Humanized has an interesting article about measuring interface efficiency using information theory (via Daniel Jalkut). It’s an idea that deserves some thought, but for the moment I’m unconvinced. The thesis seems reasonable, but the model doesn’t capture the nuances of the real-world examples and therefore it makes predictions that seem intuitively wrong.
The natural language examples make me suspicious right off the bat. The author does draw a distinction between information and meaning, but subsequent paragraphs sometimes conflate these ideas.
Why is efficiency, defined as the amount of information entered, important? There are so many other factors to consider (including time spent waiting, cognitive load, propensity for errors, and ease of error recovery). My first reaction is that it’s better to bundle all the known and unknown factors together and measure efficiency using the time to complete the task.
In the real world, we rarely start from scratch and try to set a specific time.

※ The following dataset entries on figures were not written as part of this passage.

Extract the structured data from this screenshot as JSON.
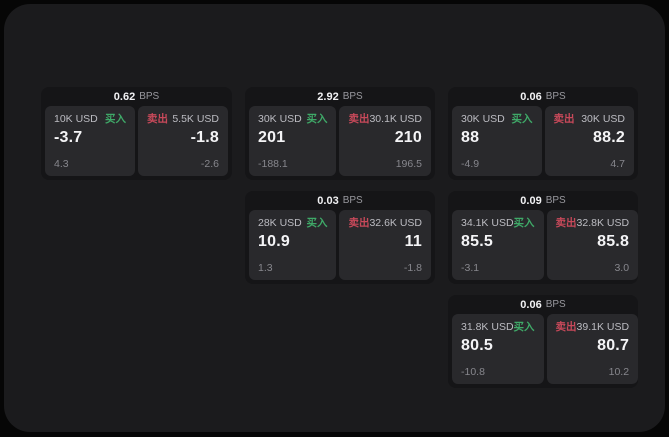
{
  "labels": {
    "buy": "买入",
    "sell": "卖出",
    "bps_unit": "BPS"
  },
  "colors": {
    "buy": "#3fa968",
    "sell": "#c8495a",
    "panel_bg": "#1b1b1d",
    "card_bg": "#151517",
    "tile_bg": "#29292c"
  },
  "cards": [
    {
      "bps": "0.62",
      "buy": {
        "size": "10K USD",
        "price": "-3.7",
        "delta": "4.3"
      },
      "sell": {
        "size": "5.5K USD",
        "price": "-1.8",
        "delta": "-2.6"
      }
    },
    {
      "bps": "2.92",
      "buy": {
        "size": "30K USD",
        "price": "201",
        "delta": "-188.1"
      },
      "sell": {
        "size": "30.1K USD",
        "price": "210",
        "delta": "196.5"
      }
    },
    {
      "bps": "0.06",
      "buy": {
        "size": "30K USD",
        "price": "88",
        "delta": "-4.9"
      },
      "sell": {
        "size": "30K USD",
        "price": "88.2",
        "delta": "4.7"
      }
    },
    {
      "bps": "0.03",
      "buy": {
        "size": "28K USD",
        "price": "10.9",
        "delta": "1.3"
      },
      "sell": {
        "size": "32.6K USD",
        "price": "11",
        "delta": "-1.8"
      }
    },
    {
      "bps": "0.09",
      "buy": {
        "size": "34.1K USD",
        "price": "85.5",
        "delta": "-3.1"
      },
      "sell": {
        "size": "32.8K USD",
        "price": "85.8",
        "delta": "3.0"
      }
    },
    {
      "bps": "0.06",
      "buy": {
        "size": "31.8K USD",
        "price": "80.5",
        "delta": "-10.8"
      },
      "sell": {
        "size": "39.1K USD",
        "price": "80.7",
        "delta": "10.2"
      }
    }
  ]
}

The initial state of the watch and the shape of the delta matter. Usually, we want to adjust the watch a few minutes forward or backward if it’s gained or lost time. Or we want to leave the minutes alone and shift the hours to account for daylight savings time or traveling through a time zone. My digital watch lets me do the daylight savings adjustment using three button presses. Does that make it more than 100% efficient?

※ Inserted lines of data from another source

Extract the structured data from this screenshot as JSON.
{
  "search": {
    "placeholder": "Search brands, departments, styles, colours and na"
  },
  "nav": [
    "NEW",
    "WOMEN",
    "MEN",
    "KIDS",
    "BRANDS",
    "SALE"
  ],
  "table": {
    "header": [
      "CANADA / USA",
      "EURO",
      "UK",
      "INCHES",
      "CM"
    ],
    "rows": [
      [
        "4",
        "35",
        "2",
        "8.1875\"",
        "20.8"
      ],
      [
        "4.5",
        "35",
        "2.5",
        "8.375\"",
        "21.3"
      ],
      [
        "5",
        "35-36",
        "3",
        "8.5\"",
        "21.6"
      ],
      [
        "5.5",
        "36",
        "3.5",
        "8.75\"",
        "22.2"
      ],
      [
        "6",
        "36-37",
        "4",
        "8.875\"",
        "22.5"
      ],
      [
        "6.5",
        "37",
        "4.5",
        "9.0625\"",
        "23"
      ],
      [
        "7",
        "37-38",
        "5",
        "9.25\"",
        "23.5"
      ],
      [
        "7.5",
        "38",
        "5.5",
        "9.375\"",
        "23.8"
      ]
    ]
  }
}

Analog watches also make it easy to make small changes to the time, although sometimes the only way to go backwards a few minutes is to go forwards nearly a whole day. Surely these factors matter, but the model doesn’t capture them.

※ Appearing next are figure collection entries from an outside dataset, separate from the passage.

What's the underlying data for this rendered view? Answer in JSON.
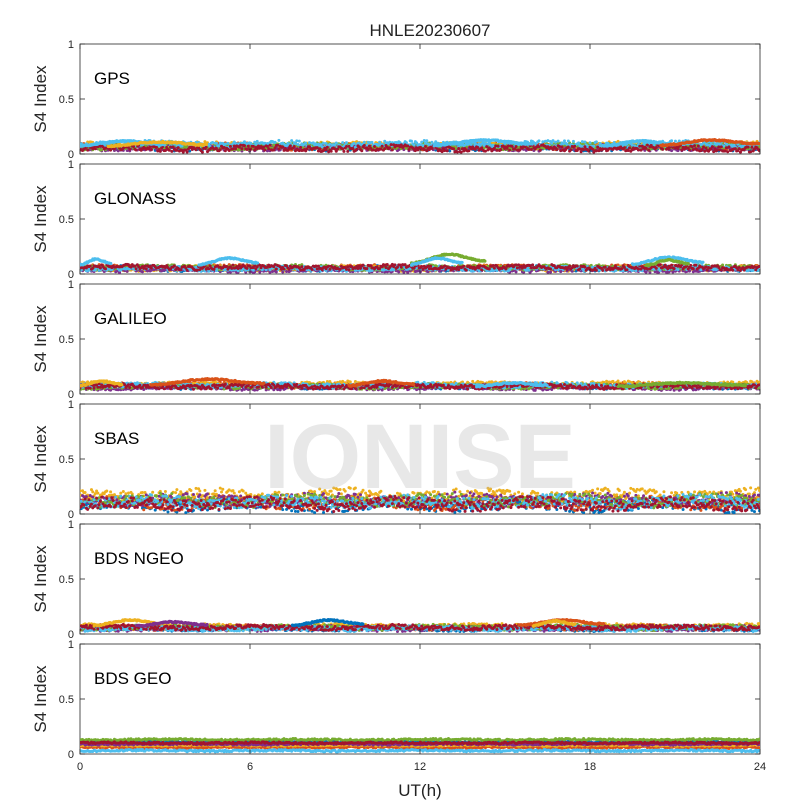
{
  "title": "HNLE20230607",
  "watermark": "IONISE",
  "chart_data": {
    "type": "scatter",
    "title": "HNLE20230607",
    "xlabel": "UT(h)",
    "ylabel": "S4 Index",
    "xlim": [
      0,
      24
    ],
    "ylim": [
      0,
      1
    ],
    "xticks": [
      0,
      6,
      12,
      18,
      24
    ],
    "yticks": [
      0,
      0.5,
      1
    ],
    "ytick_labels": [
      "0",
      "0.5",
      "1"
    ],
    "grid": false,
    "series_colors": [
      "#0072BD",
      "#D95319",
      "#EDB120",
      "#7E2F8E",
      "#77AC30",
      "#4DBEEE",
      "#A2142F"
    ],
    "panels": [
      {
        "label": "GPS",
        "base_levels": [
          0.06,
          0.07,
          0.08,
          0.06,
          0.07,
          0.09,
          0.05
        ],
        "spread": 0.025,
        "arcs": [
          {
            "x": [
              0.0,
              3.0
            ],
            "peak": 0.13,
            "color": "#4DBEEE"
          },
          {
            "x": [
              1.0,
              4.5
            ],
            "peak": 0.12,
            "color": "#EDB120"
          },
          {
            "x": [
              12.5,
              16.0
            ],
            "peak": 0.14,
            "color": "#4DBEEE"
          },
          {
            "x": [
              18.5,
              21.0
            ],
            "peak": 0.13,
            "color": "#4DBEEE"
          },
          {
            "x": [
              20.5,
              24.0
            ],
            "peak": 0.14,
            "color": "#D95319"
          }
        ]
      },
      {
        "label": "GLONASS",
        "base_levels": [
          0.05,
          0.06,
          0.05,
          0.04,
          0.06,
          0.05,
          0.06
        ],
        "spread": 0.02,
        "arcs": [
          {
            "x": [
              0.0,
              1.1
            ],
            "peak": 0.15,
            "color": "#4DBEEE"
          },
          {
            "x": [
              4.2,
              6.3
            ],
            "peak": 0.16,
            "color": "#4DBEEE"
          },
          {
            "x": [
              11.7,
              14.3
            ],
            "peak": 0.2,
            "color": "#77AC30"
          },
          {
            "x": [
              11.7,
              13.5
            ],
            "peak": 0.16,
            "color": "#4DBEEE"
          },
          {
            "x": [
              19.5,
              22.0
            ],
            "peak": 0.17,
            "color": "#4DBEEE"
          },
          {
            "x": [
              20.0,
              21.5
            ],
            "peak": 0.14,
            "color": "#77AC30"
          }
        ]
      },
      {
        "label": "GALILEO",
        "base_levels": [
          0.07,
          0.08,
          0.09,
          0.06,
          0.07,
          0.08,
          0.07
        ],
        "spread": 0.02,
        "arcs": [
          {
            "x": [
              0.0,
              1.5
            ],
            "peak": 0.13,
            "color": "#EDB120"
          },
          {
            "x": [
              2.5,
              6.5
            ],
            "peak": 0.15,
            "color": "#D95319"
          },
          {
            "x": [
              9.5,
              11.8
            ],
            "peak": 0.13,
            "color": "#D95319"
          },
          {
            "x": [
              14.0,
              16.5
            ],
            "peak": 0.11,
            "color": "#4DBEEE"
          },
          {
            "x": [
              19.0,
              23.5
            ],
            "peak": 0.11,
            "color": "#77AC30"
          }
        ]
      },
      {
        "label": "SBAS",
        "base_levels": [
          0.08,
          0.1,
          0.17,
          0.13,
          0.12,
          0.11,
          0.09
        ],
        "spread": 0.05,
        "arcs": []
      },
      {
        "label": "BDS NGEO",
        "base_levels": [
          0.05,
          0.06,
          0.07,
          0.05,
          0.06,
          0.05,
          0.06
        ],
        "spread": 0.02,
        "arcs": [
          {
            "x": [
              0.5,
              3.0
            ],
            "peak": 0.14,
            "color": "#EDB120"
          },
          {
            "x": [
              2.0,
              4.5
            ],
            "peak": 0.12,
            "color": "#7E2F8E"
          },
          {
            "x": [
              7.5,
              10.0
            ],
            "peak": 0.14,
            "color": "#0072BD"
          },
          {
            "x": [
              15.5,
              18.5
            ],
            "peak": 0.14,
            "color": "#D95319"
          },
          {
            "x": [
              16.0,
              17.5
            ],
            "peak": 0.13,
            "color": "#EDB120"
          }
        ]
      },
      {
        "label": "BDS GEO",
        "base_levels": [
          0.11,
          0.06,
          0.08,
          0.09,
          0.13,
          0.03,
          0.1
        ],
        "spread": 0.008,
        "arcs": []
      }
    ]
  }
}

The article asserts that turning the crown of an analog watch represents 9.5 bits because there are 720 possible times. The way this is presented seems like reasoning backwards to me.
What if an analog watch had two knobs to turn, one for each hand. There are 12 positions for the hour hand and 60 for the minute hand. In the real world, this makes it much easier to set the time because you don’t have to go around and around to get to the right hour. But according to the model, the efficiency has gone down because we’re still choosing one of 720 possible times, only now we have to choose between two knobs, too. After all, the digital watch was penalized for having two untouched buttons while in the quasimode of advancing the hour.
Here are two designs that the model predicts would be good:
- A digital watch with one button. Hold the button to advance the time, and release it when done. I think the model would say this requires the optimal 9.5 bits, even better than the analog watch. In the real world, this design would be terrible.
- When you press Set, the digital watch guides you through a binary search of the possible times. At each step, you press Higher, Lower, or Set. From the model’s perspective, this is less efficient than above because you have to choose from three buttons at each step. It also requires more cognitive work on the part of the user, which isn’t measured by the model. This design seems kind of strange, but my intuition is that it would work rather well—if, that is, most watch users cared about setting their watches to arbitrary times.